Aux yeux de ses contemporains, Gassendi apparaît comme un penseur de premier ordre. Mais, même si son œuvre n’exprime pas une pensée originale, l’ensemble de ses écrits témoigne de son érudition et de son caractère critique.
Gassendi combat l’irrationnel et affirme que l’homme doit user librement de sa raison. En donnant confiance à la raison dans les limites imparties à sa puissance et à ses capacités, Gassendi croit à la possibilité de remplacer une lecture théologique du monde par une lecture scientifique. Ainsi, son activité érudite est toujours subordonnée à un objectif strictement philosophique, dont le but est d’affranchir l’esprit de toutes formes de dogmatisme, que seule la connaissance peut critiquer sur des bases légitimes.
Gassendi est d’abord connu pour son opposition à Aristote et à la philosophie scolastique, contre lesquels il publie en 1624 Exercitationes paradoxicæ. Cet ouvrage s’insère dans une tradition humaniste et renaissante d’anti-aristotélisme. Gassendi remet en cause les autorités, l’interprétation a priori et la tradition immédiate. Il leur substitue les preuves expérimentales. Son opposition à Aristote et à son dogmatisme doit aussi être mise en perspective avec son combat contre les courants ésotériques et théosophiques, et contre le dogmatisme occultiste.
L’aspect critique de Gassendi se retrouve aussi dans l’examen qu’il fait des Méditations métaphysiques de Descartes. De 1641 à 1642, à Paris, il se retrouve pris dans une polémique l’opposant au philosophe. En 1644, il publie un ouvrage intitulé Disquisitio metaphysica qui rassemble les textes anticartésiens écrits pendant cette période.
Gassendi critique la méthode cartésienne (son dogmatisme, l’arbitraire de ses démarches, sa prétention à atteindre des vérités par la pensée pure), le cogito (la connaissance de l’âme par elle-même comme essence et substance) et la critique des preuves de l’existence de Dieu (Gassendi conteste la positivité de l’idée d’infini).

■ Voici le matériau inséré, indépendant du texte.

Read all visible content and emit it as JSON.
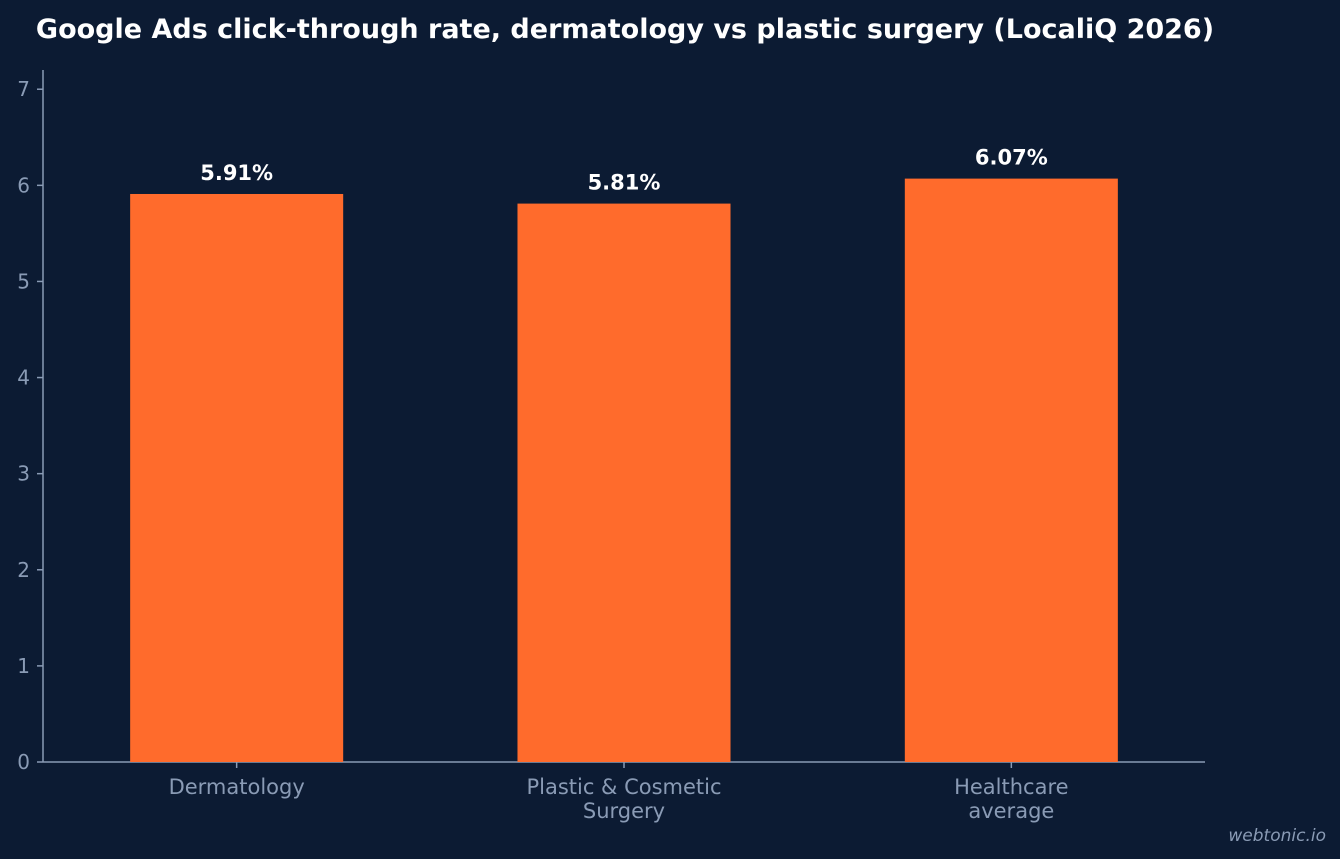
{
  "chart_data": {
    "type": "bar",
    "title": "Google Ads click-through rate, dermatology vs plastic surgery (LocaliQ 2026)",
    "xlabel": "",
    "ylabel": "",
    "categories": [
      [
        "Dermatology"
      ],
      [
        "Plastic & Cosmetic",
        "Surgery"
      ],
      [
        "Healthcare",
        "average"
      ]
    ],
    "values": [
      5.91,
      5.81,
      6.07
    ],
    "value_labels": [
      "5.91%",
      "5.81%",
      "6.07%"
    ],
    "ylim": [
      0,
      7.2
    ],
    "yticks": [
      0,
      1,
      2,
      3,
      4,
      5,
      6,
      7
    ],
    "grid": false,
    "bar_color": "#ff6b2c",
    "background_color": "#0c1b33"
  },
  "watermark": "webtonic.io"
}
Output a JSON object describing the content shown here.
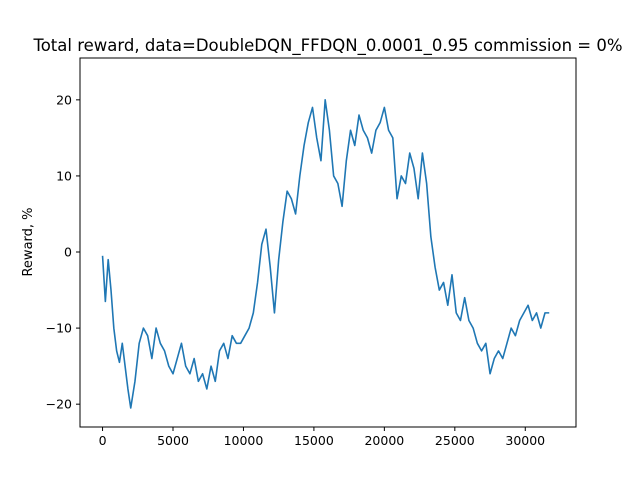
{
  "chart_data": {
    "type": "line",
    "title": "Total reward, data=DoubleDQN_FFDQN_0.0001_0.95 commission = 0%",
    "xlabel": "",
    "ylabel": "Reward, %",
    "xlim": [
      -1600,
      33600
    ],
    "ylim": [
      -23,
      25.5
    ],
    "xticks": [
      0,
      5000,
      10000,
      15000,
      20000,
      25000,
      30000
    ],
    "yticks": [
      -20,
      -10,
      0,
      10,
      20
    ],
    "grid": false,
    "legend": "none",
    "series": [
      {
        "color": "#1f77b4",
        "x": [
          0,
          200,
          400,
          600,
          800,
          1000,
          1200,
          1400,
          1600,
          1800,
          2000,
          2300,
          2600,
          2900,
          3200,
          3500,
          3800,
          4100,
          4400,
          4700,
          5000,
          5300,
          5600,
          5900,
          6200,
          6500,
          6800,
          7100,
          7400,
          7700,
          8000,
          8300,
          8600,
          8900,
          9200,
          9500,
          9800,
          10100,
          10400,
          10700,
          11000,
          11300,
          11600,
          11900,
          12200,
          12500,
          12800,
          13100,
          13400,
          13700,
          14000,
          14300,
          14600,
          14900,
          15200,
          15500,
          15800,
          16100,
          16400,
          16700,
          17000,
          17300,
          17600,
          17900,
          18200,
          18500,
          18800,
          19100,
          19400,
          19700,
          20000,
          20300,
          20600,
          20900,
          21200,
          21500,
          21800,
          22100,
          22400,
          22700,
          23000,
          23300,
          23600,
          23900,
          24200,
          24500,
          24800,
          25100,
          25400,
          25700,
          26000,
          26300,
          26600,
          26900,
          27200,
          27500,
          27800,
          28100,
          28400,
          28700,
          29000,
          29300,
          29600,
          29900,
          30200,
          30500,
          30800,
          31100,
          31400,
          31700
        ],
        "y": [
          -0.5,
          -6.5,
          -1,
          -5,
          -10,
          -13,
          -14.5,
          -12,
          -15,
          -18,
          -20.5,
          -17,
          -12,
          -10,
          -11,
          -14,
          -10,
          -12,
          -13,
          -15,
          -16,
          -14,
          -12,
          -15,
          -16,
          -14,
          -17,
          -16,
          -18,
          -15,
          -17,
          -13,
          -12,
          -14,
          -11,
          -12,
          -12,
          -11,
          -10,
          -8,
          -4,
          1,
          3,
          -2,
          -8,
          -1,
          4,
          8,
          7,
          5,
          10,
          14,
          17,
          19,
          15,
          12,
          20,
          16,
          10,
          9,
          6,
          12,
          16,
          14,
          18,
          16,
          15,
          13,
          16,
          17,
          19,
          16,
          15,
          7,
          10,
          9,
          13,
          11,
          7,
          13,
          9,
          2,
          -2,
          -5,
          -4,
          -7,
          -3,
          -8,
          -9,
          -6,
          -9,
          -10,
          -12,
          -13,
          -12,
          -16,
          -14,
          -13,
          -14,
          -12,
          -10,
          -11,
          -9,
          -8,
          -7,
          -9,
          -8,
          -10,
          -8,
          -8
        ]
      }
    ]
  }
}
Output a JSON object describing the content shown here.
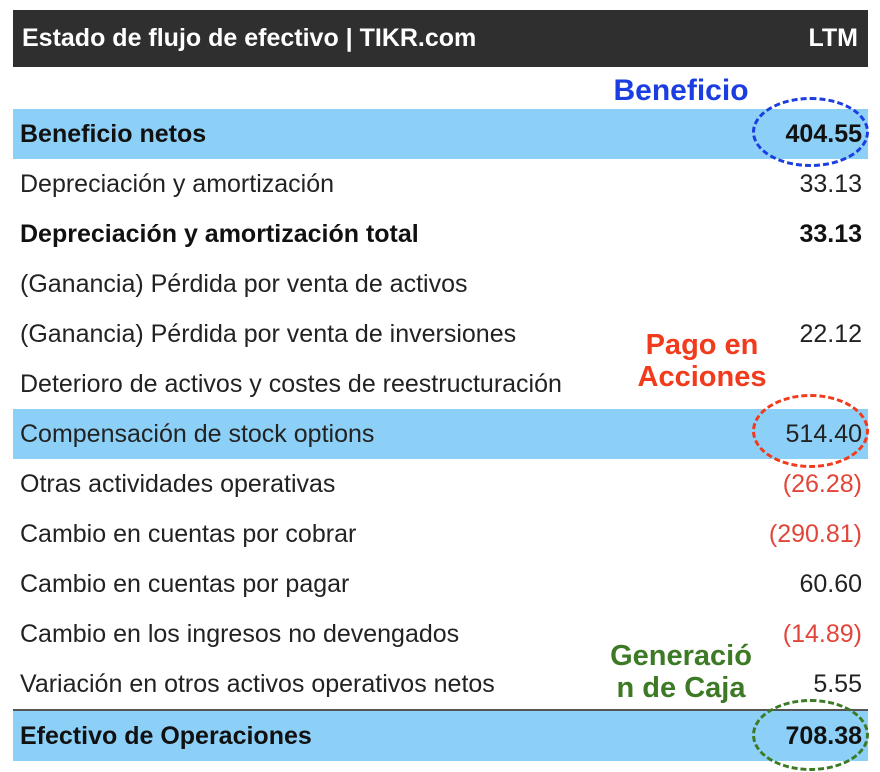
{
  "header": {
    "title": "Estado de flujo de efectivo | TIKR.com",
    "period": "LTM"
  },
  "rows": [
    {
      "label": "Beneficio netos",
      "value": "404.55"
    },
    {
      "label": "Depreciación y amortización",
      "value": "33.13"
    },
    {
      "label": "Depreciación y amortización total",
      "value": "33.13"
    },
    {
      "label": "(Ganancia) Pérdida por venta de activos",
      "value": ""
    },
    {
      "label": "(Ganancia) Pérdida por venta de inversiones",
      "value": "22.12"
    },
    {
      "label": "Deterioro de activos y costes de reestructuración",
      "value": ""
    },
    {
      "label": "Compensación de stock options",
      "value": "514.40"
    },
    {
      "label": "Otras actividades operativas",
      "value": "(26.28)"
    },
    {
      "label": "Cambio en cuentas por cobrar",
      "value": "(290.81)"
    },
    {
      "label": "Cambio en cuentas por pagar",
      "value": "60.60"
    },
    {
      "label": "Cambio en los ingresos no devengados",
      "value": "(14.89)"
    },
    {
      "label": "Variación en otros activos operativos netos",
      "value": "5.55"
    },
    {
      "label": "Efectivo de Operaciones",
      "value": "708.38"
    }
  ],
  "annotations": {
    "beneficio": "Beneficio",
    "pago_line1": "Pago en",
    "pago_line2": "Acciones",
    "generacion_line1": "Generació",
    "generacion_line2": "n de Caja"
  },
  "colors": {
    "header_bg": "#2f2f2f",
    "highlight": "#8ccff7",
    "negative": "#e2463a",
    "annot_blue": "#1a3ee0",
    "annot_red": "#f23a1c",
    "annot_green": "#3d7a25"
  }
}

Toutes les orientations de Gassendi se retrouvent pour l’essentiel dans le projet qu’il mène pour réhabiliter Epicure et la philosophie du Jardin, et qui donne lieu à trois publications :
De vita et moribus Epicuri (1647),
Animadversiones in decimum librum Diogenis Laertii (1649) et le
Syntagma philosophicum (1658, Opera omnia, Tome III).
Gassendi reformule la logique d’Épicure pour qu’elle serve de fondement à la nouvelle science et à ses méthodes empiriques. La réhabilitation morale du philosophe lui permet de dépasser la contradiction apparente entre christianisme et épicurisme. Ainsi, il crée son propre système philosophique, qui articule logique, éthique et atomisme épicuriens avec la doctrine de la création du monde par Dieu, de la Providence, de l’incorporéité et de l’immortalité de l’âme. Faisant de l’éthique la question centrale de la philosophie, Gassendi pose le plaisir comme finalité de l’homme et la philosophie comme un exercice vers une vie plus heureuse.